Interference in others' affairs has a long history in US foreign policy

Interference in others' affairs has a long history in US foreign policy

United States of America has a long history of meddling in the affairs of other countries. It is worth recalling in the context of recent imposition of tariff on Indian goods 

Mohammad Mosaddegh, an Iranian legislator introduced a Bill to nationalise the country’s British owned oil industry.It was approved in the Parliament and he was jailed as a national hero. 

Mosaddegh was elected prime minister and implemented the law. It threatened Western oil interests. 

The US along with UK deployed a tactic it would replicate throughout the Cold War in countries like Indonesia, Guatemala and Chile.  A coup was orchestrated that toppled Mosaddegh’s elected democratic government. 

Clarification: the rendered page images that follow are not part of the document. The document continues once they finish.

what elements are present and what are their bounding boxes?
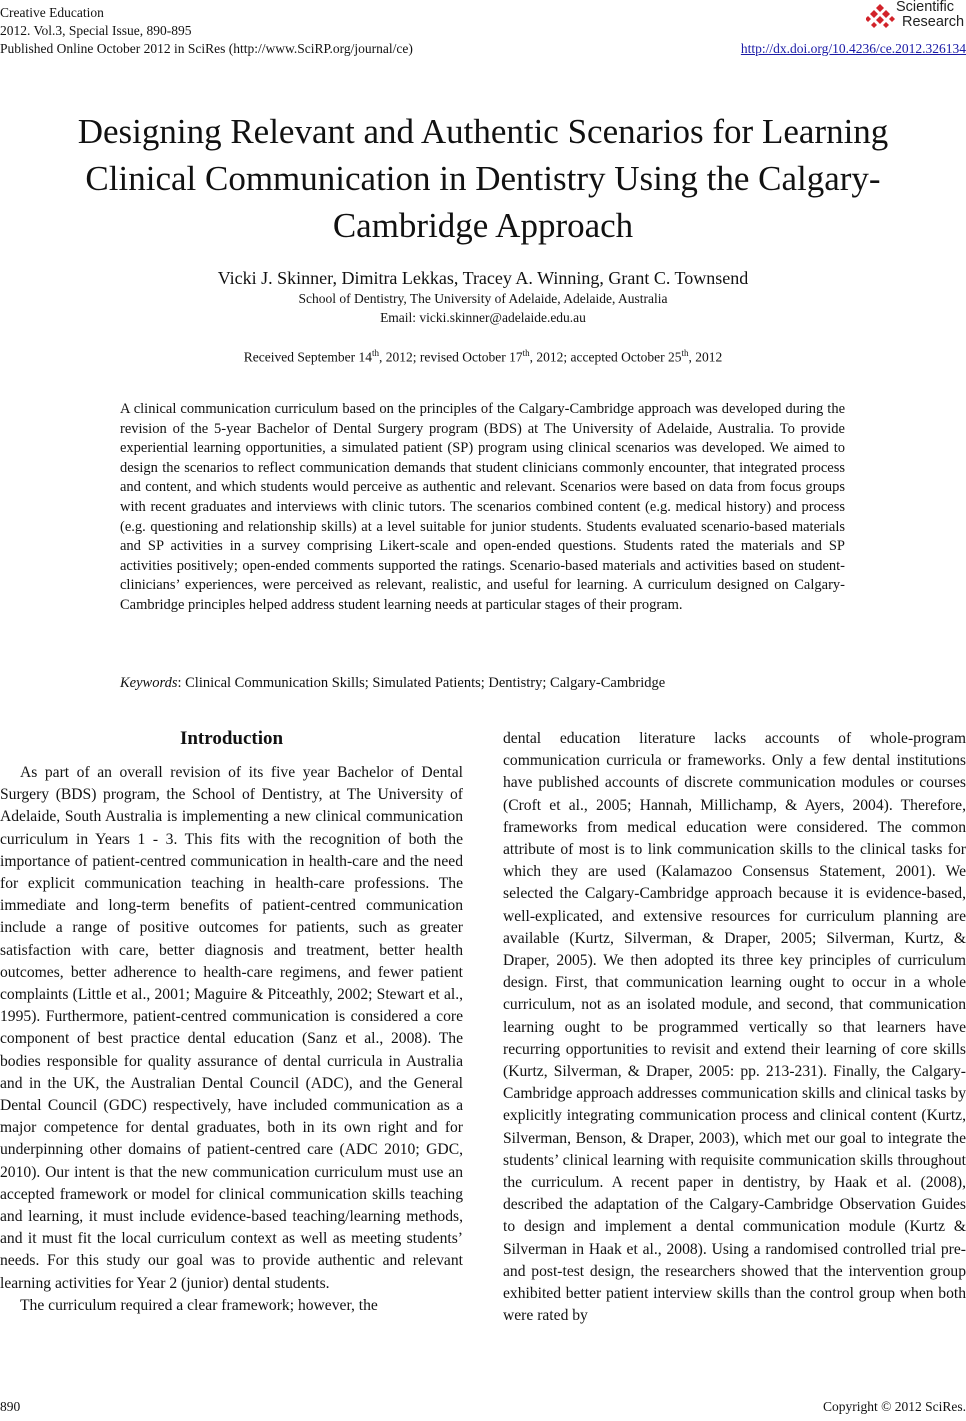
logo-line-2: Research (902, 14, 965, 30)
paper-title: Designing Relevant and Authentic Scenarios for Learning Clinical Communication in Dentistry Using the Calgary-Cambridge Approach (77, 112, 889, 245)
keywords-text: : Clinical Communication Skills; Simulated Patients; Dentistry; Calgary-Cambridge (177, 675, 666, 691)
logo-mark-icon (866, 2, 896, 34)
right-paragraph-1: dental education literature lacks accounts of whole-program communication curricula or frameworks. Only a few dental institutions have published accounts of discrete communication modules or courses (Croft et al., 2005; Hannah, Millichamp, & Ayers, 2004). Therefore, frameworks from medical education were considered. The common attribute of most is to link communication skills to the clinical tasks for which they are used (Kalamazoo Consensus Statement, 2001). We selected the Calgary-Cambridge approach because it is evidence-based, well-explicated, and extensive resources for curriculum planning are available (Kurtz, Silverman, & Draper, 2005; Silverman, Kurtz, & Draper, 2005). We then adopted its three key principles of curriculum design. First, that communication learning ought to occur in a whole curriculum, not as an isolated module, and second, that communication learning ought to be programmed vertically so that learners have recurring opportunities to revisit and extend their learning of core skills (Kurtz, Silverman, & Draper, 2005: pp. 213-231). Finally, the Calgary-Cambridge approach addresses communication skills and clinical tasks by explicitly integrating communication process and clinical content (Kurtz, Silverman, Benson, & Draper, 2003), which met our goal to integrate the students’ clinical learning with requisite communication skills throughout the curriculum. A recent paper in dentistry, by Haak et al. (2008), described the adaptation of the Calgary-Cambridge Observation Guides to design and implement a dental communication module (Kurtz & Silverman in Haak et al., 2008). Using a randomised controlled trial pre- and post-test design, the researchers showed that the intervention group exhibited better patient interview skills than the control group when both were rated by (503, 730, 966, 1325)
left-column (0, 762, 463, 1317)
scientific-research-logo (866, 0, 966, 36)
page-number: 890 (0, 1399, 21, 1414)
logo-text (896, 0, 964, 30)
keywords (120, 674, 845, 694)
journal-volume: 2012. Vol.3, Special Issue, 890-895 (0, 23, 192, 38)
abstract: A clinical communication curriculum based on the principles of the Calgary-Cambridge approach was developed during the revision of the 5-year Bachelor of Dental Surgery program (BDS) at The University of Adelaide, Australia. To provide experiential learning opportunities, a simulated patient (SP) program using clinical scenarios was developed. We aimed to design the scenarios to reflect communication demands that student clinicians commonly encounter, that integrated process and content, and which students would perceive as authentic and relevant. Scenarios were based on data from focus groups with recent graduates and interviews with clinic tutors. The scenarios combined content (e.g. medical history) and process (e.g. questioning and relationship skills) at a level suitable for junior students. Students evaluated scenario-based materials and SP activities in a survey comprising Likert-scale and open-ended questions. Students rated the materials and SP activities positively; open-ended comments supported the ratings. Scenario-based materials and activities based on student-clinicians’ experiences, were perceived as relevant, realistic, and useful for learning. A curriculum designed on Calgary-Cambridge principles helped address student learning needs at particular stages of their program. (120, 401, 845, 613)
right-column (503, 728, 966, 1327)
received-dates: Received September 14th, 2012; revised October 17th, 2012; accepted October 25th, 2012 (243, 348, 723, 365)
intro-paragraph-2: The curriculum required a clear framework; however, the (20, 1296, 378, 1314)
intro-paragraph-1: As part of an overall revision of its five year Bachelor of Dental Surgery (BDS) program, the School of Dentistry, at The University of Adelaide, South Australia is implementing a new clinical communication curriculum in Years 1 - 3. This fits with the recognition of both the importance of patient-centred communication in health-care and the need for explicit communication teaching in health-care professions. The immediate and long-term benefits of patient-centred communication include a range of positive outcomes for patients, such as greater satisfaction with care, better diagnosis and treatment, better health outcomes, better adherence to health-care regimens, and fewer patient complaints (Little et al., 2001; Maguire & Pitceathly, 2002; Stewart et al., 1995). Furthermore, patient-centred communication is considered a core component of best practice dental education (Sanz et al., 2008). The bodies responsible for quality assurance of dental curricula in Australia and in the UK, the Australian Dental Council (ADC), and the General Dental Council (GDC) respectively, have included communication as a major competence for dental graduates, both in its own right and for underpinning other domains of patient-centred care (ADC 2010; GDC, 2010). Our intent is that the new communication curriculum must use an accepted framework or model for clinical communication skills teaching and learning, it must include evidence-based teaching/learning methods, and it must fit the local curriculum context as well as meeting students’ needs. For this study our goal was to provide authentic and relevant learning activities for Year 2 (junior) dental students. (0, 764, 463, 1292)
introduction-heading: Introduction (179, 728, 284, 749)
doi-link-wrapper (741, 40, 966, 58)
journal-name: Creative Education (0, 5, 104, 20)
keywords-label: Keywords (120, 675, 178, 691)
author-email: Email: vicki.skinner@adelaide.edu.au (380, 310, 586, 325)
affiliation: School of Dentistry, The University of Adelaide, Adelaide, Australia (298, 291, 668, 306)
logo-line-1: Scientific (896, 0, 955, 15)
doi-link[interactable]: http://dx.doi.org/10.4236/ce.2012.326134 (740, 41, 966, 56)
authors: Vicki J. Skinner, Dimitra Lekkas, Tracey A. Winning, Grant C. Townsend (217, 268, 749, 288)
copyright: Copyright © 2012 SciRes. (822, 1399, 966, 1414)
publication-info: Published Online October 2012 in SciRes (http://www.SciRP.org/journal/ce) (0, 41, 413, 56)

It was replaced by a US-friendly regime that reopened Iran’s oil industry to foreign companies. This is an ancient beginning of US interference  foreign countries dating back more than seven decades. 

It gains relevance now as President Donald Trump’s dispensation trying to impose a moral reckoning on India for its purchase of discounted Russian crude.  This is about questioning the locus standi of a country that has time and again toppled democratically elected governments.

The US has been complicit in the assassination of democratically elected leaders. It has  funded proxy conflicts to safeguard it’s own economic interests. 

It is not in a position to claim moral high ground. Nor can it  impose punitive tariff on others. 

The list of US intervention in foreign countries is long since World War II.

Iran, Gustemala, Congo (the assasinstion of Patrice Lulumba) Indonesia, Iraq and more.One thing these countries have in common id that they have strongly opposed US interference.

The convenient excuse in most cases has been the looming spectre of Communism ( Iraq allegedly posesding a Weapon of Mass Destruction was an exception). But in most cases it was protection of American commercial interests.  

Yet sermons and statements continue to pour forth from US.

Peter Navarro, an adviser of President Trump has been the cheer leader. He is blissfully aware thst there is little room for self-righteous posturing.  

The most glaring example is Israel’s destruction of Gaza sponsored by the very administration Navarro works under. No country has received more US foreign aid than Israel. 

The money is wired back to American arms manufacturers like Lockheed Martin and General Dynamics. Produced by GD, 10,000 two-thousand pound bombs have been dropped on hospitals in Gaza. 

 Big tech companies, like Google, Microsoft and Amazon support and profit from Israel’s war. They provide AI, cloud and surveillance 

technologies. 

There is a misplaced sense of righteousness in US government. After all, while condemning India’s oil trade it is bankrolling Israel’s war. 

Meanwhile, Trump is dreaming of “Riviera of the Middle East” in Gaza. He seems to have forgotten all about a military-industrial that Dwight Eisenhower warned of. 

It is extensively documented. It is baffling how Navarro missed it and continues to claim moral superiority over India with a straight face. 

 Navarro seems to be suffering from we can do it, but you can’t syndrome. It has long defined US foreign policy. 

US topples sovreign government but invokes sovreignity when convenient. It is the only nation to use nuclear weapons in war. 

Yet it claims the authority to decide who may or may not posses nuclear weapons. This is not an exception but a continuation of a recurring pattern in American foreign policy.